Altmire characterizes his vote as "pro-life," a continuation of his "up-is-down" and "black-is-white" approach to reality. The destruction of embryos for scientific and economic gain is not in any sense "pro-life."
Of course, no pro-life organization agrees with Altmire on his position. No church, group, or individual that believes life begins at conception (as it rather obviously does and is even regarded in PA law as so doing) supports Altmire's stand.
Moreover, no decent society believes that everything it can do -- technically --- should therefore be done. In China, organs are removed from executed prisoners (with surgeons standing by) for use by individuals needing transplants. China apparently sells many of those organs for five-figure and six-figure amounts to people (including Americans) who can afford them. I'm sure the government of China would defend that approach as "pro-life," since of course prisoners being executed aren't going to have a life.
The novelist Fyodor Dostoevsky once said: "If God is dead, then everything is permitted." He didn't mean necessarily that one even has to believe in God to keep "everything" from happening. He meant that if an individual has no basic principles about life and its value, then God help us.
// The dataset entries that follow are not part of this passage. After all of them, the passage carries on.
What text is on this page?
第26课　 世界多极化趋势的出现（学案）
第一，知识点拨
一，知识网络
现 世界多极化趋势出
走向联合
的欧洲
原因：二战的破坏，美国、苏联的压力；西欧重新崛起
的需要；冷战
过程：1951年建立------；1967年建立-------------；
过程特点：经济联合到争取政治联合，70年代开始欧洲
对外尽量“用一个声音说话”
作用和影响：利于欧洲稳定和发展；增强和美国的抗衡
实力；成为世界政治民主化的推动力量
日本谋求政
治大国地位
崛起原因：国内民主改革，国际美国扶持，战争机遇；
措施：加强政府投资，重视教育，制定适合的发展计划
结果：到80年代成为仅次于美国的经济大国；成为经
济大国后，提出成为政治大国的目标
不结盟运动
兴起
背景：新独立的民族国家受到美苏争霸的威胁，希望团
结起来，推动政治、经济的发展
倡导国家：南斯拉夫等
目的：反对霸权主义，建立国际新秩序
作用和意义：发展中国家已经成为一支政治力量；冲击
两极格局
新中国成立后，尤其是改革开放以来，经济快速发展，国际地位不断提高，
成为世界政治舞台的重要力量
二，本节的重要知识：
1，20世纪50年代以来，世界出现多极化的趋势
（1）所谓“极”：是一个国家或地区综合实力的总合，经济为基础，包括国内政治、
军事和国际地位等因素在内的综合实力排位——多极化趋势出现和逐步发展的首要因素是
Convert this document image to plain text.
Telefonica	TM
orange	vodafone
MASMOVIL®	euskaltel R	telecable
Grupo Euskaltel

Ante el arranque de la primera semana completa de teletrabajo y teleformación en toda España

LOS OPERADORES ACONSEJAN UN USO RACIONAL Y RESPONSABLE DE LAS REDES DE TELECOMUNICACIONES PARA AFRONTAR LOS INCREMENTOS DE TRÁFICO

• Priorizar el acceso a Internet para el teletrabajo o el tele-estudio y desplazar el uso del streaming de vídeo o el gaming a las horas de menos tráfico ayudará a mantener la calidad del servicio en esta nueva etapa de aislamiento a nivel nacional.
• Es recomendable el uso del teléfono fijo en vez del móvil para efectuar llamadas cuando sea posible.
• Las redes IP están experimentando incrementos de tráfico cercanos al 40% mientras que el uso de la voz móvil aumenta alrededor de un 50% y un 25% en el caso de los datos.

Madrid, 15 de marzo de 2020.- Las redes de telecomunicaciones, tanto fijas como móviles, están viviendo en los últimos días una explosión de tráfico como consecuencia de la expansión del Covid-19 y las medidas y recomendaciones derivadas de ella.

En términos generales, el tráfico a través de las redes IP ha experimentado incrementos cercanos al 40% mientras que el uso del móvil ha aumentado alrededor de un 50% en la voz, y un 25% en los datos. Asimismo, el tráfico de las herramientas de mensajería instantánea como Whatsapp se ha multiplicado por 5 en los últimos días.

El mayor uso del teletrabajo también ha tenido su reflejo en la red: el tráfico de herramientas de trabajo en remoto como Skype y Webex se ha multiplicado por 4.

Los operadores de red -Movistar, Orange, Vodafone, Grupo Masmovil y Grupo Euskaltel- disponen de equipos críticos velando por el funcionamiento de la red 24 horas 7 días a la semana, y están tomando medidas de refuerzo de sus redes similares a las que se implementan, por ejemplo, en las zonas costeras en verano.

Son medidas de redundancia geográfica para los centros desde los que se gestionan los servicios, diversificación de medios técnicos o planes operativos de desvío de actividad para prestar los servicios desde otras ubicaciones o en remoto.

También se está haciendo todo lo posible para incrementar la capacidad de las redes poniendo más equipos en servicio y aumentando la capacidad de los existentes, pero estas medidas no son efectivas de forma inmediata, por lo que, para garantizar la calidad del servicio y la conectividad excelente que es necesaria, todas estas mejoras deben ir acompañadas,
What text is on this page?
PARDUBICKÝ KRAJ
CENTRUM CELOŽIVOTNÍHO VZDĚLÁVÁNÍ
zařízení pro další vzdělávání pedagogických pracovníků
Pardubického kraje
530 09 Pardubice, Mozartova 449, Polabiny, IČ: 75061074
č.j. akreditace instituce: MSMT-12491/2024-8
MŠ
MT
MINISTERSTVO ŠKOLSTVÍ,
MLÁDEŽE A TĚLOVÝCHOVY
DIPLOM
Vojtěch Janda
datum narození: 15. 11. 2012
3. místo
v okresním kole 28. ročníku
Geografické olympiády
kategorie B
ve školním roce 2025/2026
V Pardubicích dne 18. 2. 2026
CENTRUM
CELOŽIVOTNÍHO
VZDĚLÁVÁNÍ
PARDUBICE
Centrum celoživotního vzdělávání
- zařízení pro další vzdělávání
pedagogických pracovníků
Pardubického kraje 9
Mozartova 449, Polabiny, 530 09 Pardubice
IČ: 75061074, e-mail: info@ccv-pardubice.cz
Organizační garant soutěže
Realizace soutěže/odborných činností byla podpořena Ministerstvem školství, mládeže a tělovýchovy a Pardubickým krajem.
My wife suffers from one of the physical afflictions Altmire mentioned in support of his vote. She opposes embryonic stem cell research, mainly because she doesn't want to enhance her own life at the expense of devaluing life in general.
If we as a society start making arbitary distinctions about which life is more valuable than others, we will soon be hurtling down that proverbial slippery slope. We may just find that when everything is permitted, nothing remains of sustainable value.
I fear that the votes of Jason Altmire may continue to be largely indistinguishable from the votes of, say, Nancy Pelosi, for whom political concerns always seem to take precedence over ethical considerations. That's not exactly in keeping with the views of the people in the 4th congressional district.